Scientists are now saying that complex multicellular life on Earth evolved approximately 100 million years later than what was previously believed. They came to this conclusion by analyzing 635-million-year-old rock fossils.
A study conducted in 2009 by MIT stated that studies conducted on chemical traces that were found in rocks located in Oman revealed that the first complex life on our planet evolved 635 million years ago. They noted that the chemicals (which included steroids) were very similar to those that modern sponges produce.
But now, a new team of experts from The Australian National University (ANU), Max Planck Institute and Caltech have recreated the chemical biomarkers in order to better understand the evolution of our planet. Interestingly, they were able to create the same chemical biomarkers by using algae which was very common on Earth during that time.
While animals became diversified and dominant between 541 and 485 million years ago at the start of the Cambrian Period, some scientists think that according to molecular data, it must have happened at an earlier date. Some believe that animals first appeared between 1,000 and 541 million years ago during the Neoproterozoic Era.

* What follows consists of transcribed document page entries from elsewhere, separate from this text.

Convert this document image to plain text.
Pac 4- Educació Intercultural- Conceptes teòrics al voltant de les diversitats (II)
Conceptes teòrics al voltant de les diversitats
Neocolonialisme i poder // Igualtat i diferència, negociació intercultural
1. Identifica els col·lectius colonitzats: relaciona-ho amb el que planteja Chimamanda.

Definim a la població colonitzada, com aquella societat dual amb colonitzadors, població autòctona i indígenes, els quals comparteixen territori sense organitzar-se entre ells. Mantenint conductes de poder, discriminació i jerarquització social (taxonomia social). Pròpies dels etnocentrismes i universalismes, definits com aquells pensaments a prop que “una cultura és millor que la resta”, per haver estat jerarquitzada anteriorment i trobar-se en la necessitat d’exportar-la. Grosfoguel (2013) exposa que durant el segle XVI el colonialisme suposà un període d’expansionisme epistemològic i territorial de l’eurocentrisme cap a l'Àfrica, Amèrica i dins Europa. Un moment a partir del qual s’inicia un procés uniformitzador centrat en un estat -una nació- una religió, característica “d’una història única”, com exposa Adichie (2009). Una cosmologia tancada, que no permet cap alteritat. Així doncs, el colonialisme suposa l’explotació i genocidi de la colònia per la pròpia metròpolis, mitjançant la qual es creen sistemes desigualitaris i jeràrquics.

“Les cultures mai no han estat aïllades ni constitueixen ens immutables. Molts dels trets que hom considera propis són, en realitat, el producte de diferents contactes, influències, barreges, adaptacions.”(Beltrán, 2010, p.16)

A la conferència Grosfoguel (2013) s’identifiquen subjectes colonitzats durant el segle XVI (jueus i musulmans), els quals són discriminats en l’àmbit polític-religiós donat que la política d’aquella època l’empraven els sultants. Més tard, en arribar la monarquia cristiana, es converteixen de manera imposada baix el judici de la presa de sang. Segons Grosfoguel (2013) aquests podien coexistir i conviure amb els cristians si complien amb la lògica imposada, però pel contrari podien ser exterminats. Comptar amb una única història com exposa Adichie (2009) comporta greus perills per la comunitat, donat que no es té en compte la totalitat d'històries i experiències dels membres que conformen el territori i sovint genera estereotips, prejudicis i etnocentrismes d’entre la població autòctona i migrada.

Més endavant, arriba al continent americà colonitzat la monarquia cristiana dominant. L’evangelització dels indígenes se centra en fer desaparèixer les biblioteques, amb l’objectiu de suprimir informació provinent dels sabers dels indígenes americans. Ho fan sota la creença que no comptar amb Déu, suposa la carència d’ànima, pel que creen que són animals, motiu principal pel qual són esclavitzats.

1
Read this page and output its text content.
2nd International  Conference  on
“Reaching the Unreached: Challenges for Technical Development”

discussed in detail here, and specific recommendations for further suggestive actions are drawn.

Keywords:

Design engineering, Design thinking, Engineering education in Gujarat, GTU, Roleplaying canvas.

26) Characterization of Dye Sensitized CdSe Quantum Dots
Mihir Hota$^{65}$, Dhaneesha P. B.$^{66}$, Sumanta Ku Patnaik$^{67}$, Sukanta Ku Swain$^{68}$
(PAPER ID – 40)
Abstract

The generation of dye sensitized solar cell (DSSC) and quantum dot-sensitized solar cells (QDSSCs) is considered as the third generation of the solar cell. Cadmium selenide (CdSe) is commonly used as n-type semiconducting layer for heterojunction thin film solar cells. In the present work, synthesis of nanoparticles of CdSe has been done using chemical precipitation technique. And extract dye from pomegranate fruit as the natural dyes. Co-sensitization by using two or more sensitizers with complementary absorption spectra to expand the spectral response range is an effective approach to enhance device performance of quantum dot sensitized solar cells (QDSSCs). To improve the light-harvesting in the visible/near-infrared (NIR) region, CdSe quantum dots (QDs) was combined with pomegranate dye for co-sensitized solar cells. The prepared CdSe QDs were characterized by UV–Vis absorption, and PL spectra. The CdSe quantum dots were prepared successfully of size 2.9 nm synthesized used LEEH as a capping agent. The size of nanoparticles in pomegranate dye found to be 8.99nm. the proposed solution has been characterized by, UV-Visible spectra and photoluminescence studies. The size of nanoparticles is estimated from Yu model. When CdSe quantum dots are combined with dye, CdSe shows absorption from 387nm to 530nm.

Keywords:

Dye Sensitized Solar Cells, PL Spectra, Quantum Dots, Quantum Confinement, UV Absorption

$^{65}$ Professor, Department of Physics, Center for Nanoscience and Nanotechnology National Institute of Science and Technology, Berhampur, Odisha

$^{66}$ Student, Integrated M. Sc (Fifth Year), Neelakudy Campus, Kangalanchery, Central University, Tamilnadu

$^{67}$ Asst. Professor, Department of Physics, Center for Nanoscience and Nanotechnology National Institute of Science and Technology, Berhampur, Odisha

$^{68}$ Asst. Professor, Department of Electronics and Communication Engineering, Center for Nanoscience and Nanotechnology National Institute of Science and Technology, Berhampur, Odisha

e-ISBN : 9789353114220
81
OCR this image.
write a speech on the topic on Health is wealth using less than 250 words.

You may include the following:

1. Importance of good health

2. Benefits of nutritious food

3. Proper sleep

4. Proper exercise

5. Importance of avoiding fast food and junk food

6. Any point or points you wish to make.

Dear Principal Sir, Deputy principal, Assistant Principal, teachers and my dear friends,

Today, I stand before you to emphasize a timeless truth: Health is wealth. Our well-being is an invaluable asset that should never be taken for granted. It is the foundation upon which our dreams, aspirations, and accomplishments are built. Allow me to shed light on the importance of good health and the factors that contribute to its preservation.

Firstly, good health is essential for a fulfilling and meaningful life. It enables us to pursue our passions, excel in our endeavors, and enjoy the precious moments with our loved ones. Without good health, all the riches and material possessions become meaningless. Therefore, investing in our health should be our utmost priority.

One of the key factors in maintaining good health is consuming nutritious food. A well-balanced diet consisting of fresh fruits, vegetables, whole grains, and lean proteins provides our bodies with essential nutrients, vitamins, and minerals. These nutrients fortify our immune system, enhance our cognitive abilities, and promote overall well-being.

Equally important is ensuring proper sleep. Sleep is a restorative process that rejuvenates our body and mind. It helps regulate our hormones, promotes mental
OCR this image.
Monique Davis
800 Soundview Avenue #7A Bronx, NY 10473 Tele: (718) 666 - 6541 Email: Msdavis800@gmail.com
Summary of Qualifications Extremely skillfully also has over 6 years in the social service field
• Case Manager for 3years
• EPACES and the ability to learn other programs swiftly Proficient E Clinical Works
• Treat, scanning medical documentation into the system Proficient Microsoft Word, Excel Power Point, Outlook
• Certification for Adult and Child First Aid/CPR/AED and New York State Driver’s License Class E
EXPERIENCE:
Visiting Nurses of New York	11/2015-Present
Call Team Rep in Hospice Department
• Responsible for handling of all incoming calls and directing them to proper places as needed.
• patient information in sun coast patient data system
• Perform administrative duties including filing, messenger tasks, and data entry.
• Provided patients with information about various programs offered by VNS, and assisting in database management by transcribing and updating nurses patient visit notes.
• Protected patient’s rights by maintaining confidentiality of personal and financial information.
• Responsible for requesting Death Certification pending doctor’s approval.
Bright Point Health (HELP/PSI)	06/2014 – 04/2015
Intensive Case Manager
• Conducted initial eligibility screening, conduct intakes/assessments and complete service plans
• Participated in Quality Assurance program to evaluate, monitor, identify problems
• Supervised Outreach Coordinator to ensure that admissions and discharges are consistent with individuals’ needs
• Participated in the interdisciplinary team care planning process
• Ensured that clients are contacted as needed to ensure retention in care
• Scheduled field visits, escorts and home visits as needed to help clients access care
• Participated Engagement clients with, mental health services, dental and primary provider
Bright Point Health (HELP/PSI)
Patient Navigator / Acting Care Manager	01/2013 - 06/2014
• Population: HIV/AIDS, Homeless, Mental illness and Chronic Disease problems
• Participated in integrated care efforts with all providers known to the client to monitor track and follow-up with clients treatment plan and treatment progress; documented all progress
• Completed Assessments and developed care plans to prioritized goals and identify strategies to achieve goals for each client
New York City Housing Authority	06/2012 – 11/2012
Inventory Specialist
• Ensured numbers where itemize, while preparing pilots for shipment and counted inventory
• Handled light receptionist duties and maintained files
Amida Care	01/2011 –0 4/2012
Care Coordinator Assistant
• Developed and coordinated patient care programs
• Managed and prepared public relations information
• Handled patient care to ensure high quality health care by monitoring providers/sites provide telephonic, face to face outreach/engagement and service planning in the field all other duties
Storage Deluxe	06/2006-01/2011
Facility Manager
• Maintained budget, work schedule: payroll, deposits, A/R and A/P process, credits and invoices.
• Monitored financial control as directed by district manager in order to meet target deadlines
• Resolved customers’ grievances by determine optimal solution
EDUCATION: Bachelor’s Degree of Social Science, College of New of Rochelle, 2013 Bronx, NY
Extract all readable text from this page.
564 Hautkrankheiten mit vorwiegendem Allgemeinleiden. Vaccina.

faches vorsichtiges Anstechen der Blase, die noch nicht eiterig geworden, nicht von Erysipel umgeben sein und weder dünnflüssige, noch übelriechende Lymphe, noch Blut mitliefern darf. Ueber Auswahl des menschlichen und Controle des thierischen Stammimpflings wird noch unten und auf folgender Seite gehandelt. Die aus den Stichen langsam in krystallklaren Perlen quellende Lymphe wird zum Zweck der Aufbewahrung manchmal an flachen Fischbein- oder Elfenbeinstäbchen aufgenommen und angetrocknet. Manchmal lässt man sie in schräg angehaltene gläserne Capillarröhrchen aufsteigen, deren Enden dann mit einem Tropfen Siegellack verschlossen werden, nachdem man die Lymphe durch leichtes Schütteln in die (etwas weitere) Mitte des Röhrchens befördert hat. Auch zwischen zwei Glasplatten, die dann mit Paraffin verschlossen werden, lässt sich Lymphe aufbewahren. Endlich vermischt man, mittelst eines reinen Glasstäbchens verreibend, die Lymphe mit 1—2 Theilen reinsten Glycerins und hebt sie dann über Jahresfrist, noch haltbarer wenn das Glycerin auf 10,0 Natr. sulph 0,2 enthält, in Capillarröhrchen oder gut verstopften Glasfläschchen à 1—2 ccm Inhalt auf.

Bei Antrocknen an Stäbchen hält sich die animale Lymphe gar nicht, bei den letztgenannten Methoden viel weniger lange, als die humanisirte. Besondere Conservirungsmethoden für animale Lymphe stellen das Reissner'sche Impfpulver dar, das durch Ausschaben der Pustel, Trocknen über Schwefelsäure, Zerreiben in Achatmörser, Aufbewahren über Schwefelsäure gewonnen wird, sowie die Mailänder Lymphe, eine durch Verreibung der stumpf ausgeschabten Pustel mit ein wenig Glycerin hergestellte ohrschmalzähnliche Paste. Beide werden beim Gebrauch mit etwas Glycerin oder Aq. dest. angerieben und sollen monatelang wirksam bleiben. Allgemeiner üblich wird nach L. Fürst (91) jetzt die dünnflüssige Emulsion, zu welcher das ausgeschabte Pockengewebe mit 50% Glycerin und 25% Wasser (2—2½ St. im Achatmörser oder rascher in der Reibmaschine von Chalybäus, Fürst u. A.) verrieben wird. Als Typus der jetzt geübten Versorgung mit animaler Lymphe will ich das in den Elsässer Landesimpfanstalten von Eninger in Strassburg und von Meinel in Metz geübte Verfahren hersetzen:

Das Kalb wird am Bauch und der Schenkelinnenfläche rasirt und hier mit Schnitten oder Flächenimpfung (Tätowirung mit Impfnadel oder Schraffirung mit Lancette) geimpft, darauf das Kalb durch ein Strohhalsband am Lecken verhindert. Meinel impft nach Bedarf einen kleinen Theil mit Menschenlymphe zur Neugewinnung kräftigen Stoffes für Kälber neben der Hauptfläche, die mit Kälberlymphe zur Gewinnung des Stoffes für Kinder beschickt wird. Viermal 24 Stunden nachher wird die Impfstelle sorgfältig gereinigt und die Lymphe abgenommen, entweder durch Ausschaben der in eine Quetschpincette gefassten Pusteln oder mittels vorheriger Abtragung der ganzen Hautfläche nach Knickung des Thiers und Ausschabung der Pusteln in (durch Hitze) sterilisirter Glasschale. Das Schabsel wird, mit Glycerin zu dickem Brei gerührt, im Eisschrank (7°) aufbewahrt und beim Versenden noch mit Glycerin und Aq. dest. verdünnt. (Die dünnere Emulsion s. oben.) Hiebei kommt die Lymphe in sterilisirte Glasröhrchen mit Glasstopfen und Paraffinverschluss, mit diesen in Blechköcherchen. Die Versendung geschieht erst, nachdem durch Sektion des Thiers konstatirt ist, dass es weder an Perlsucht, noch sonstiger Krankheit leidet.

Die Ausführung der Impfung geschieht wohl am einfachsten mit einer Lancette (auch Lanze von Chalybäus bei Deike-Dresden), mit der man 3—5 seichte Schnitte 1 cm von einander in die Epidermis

The oldest animal fossils ever found date back between 558 and 552 million years ago during the Ediacaran Period and some others have even been dated as far back as 571 million years ago although experts only have “some degree of confidence” in those records.
While the majority of molecular clocks suggest that animals first emerged between 900 and 635 million years ago (during the Cryogenian or Tonian Periods), new studies had the experts using “biomarkers” in order to better understand and get more answers to the 340 million year gap that remains between the molecular clock and the oldest animal fossils.
According to the new studies, “It brings the oldest evidence for animals nearly 100 million years closer to the present day,” stated co-author Dr. Lennart van Maldegem, adding, “We were able to demonstrate that certain molecules from common algae can be altered by geological processes – leading to molecules which are indistinguishable from those produced by sponge-like animals.”
Dr. Ilya Bobrovskiy explained their studies in further detail by stating, “While it holds true sponges are the only living organism which can produce these steroids, chemical processes can mimic biology and transform common and abundant algae sterols into ‘animal’ sterols.” “These molecules can be generated in the lab when simulating geological time and temperatures, but we also showed such processes did happen in ancient rocks.”
The research was published in Nature Ecology & Evolution where it can be read in full.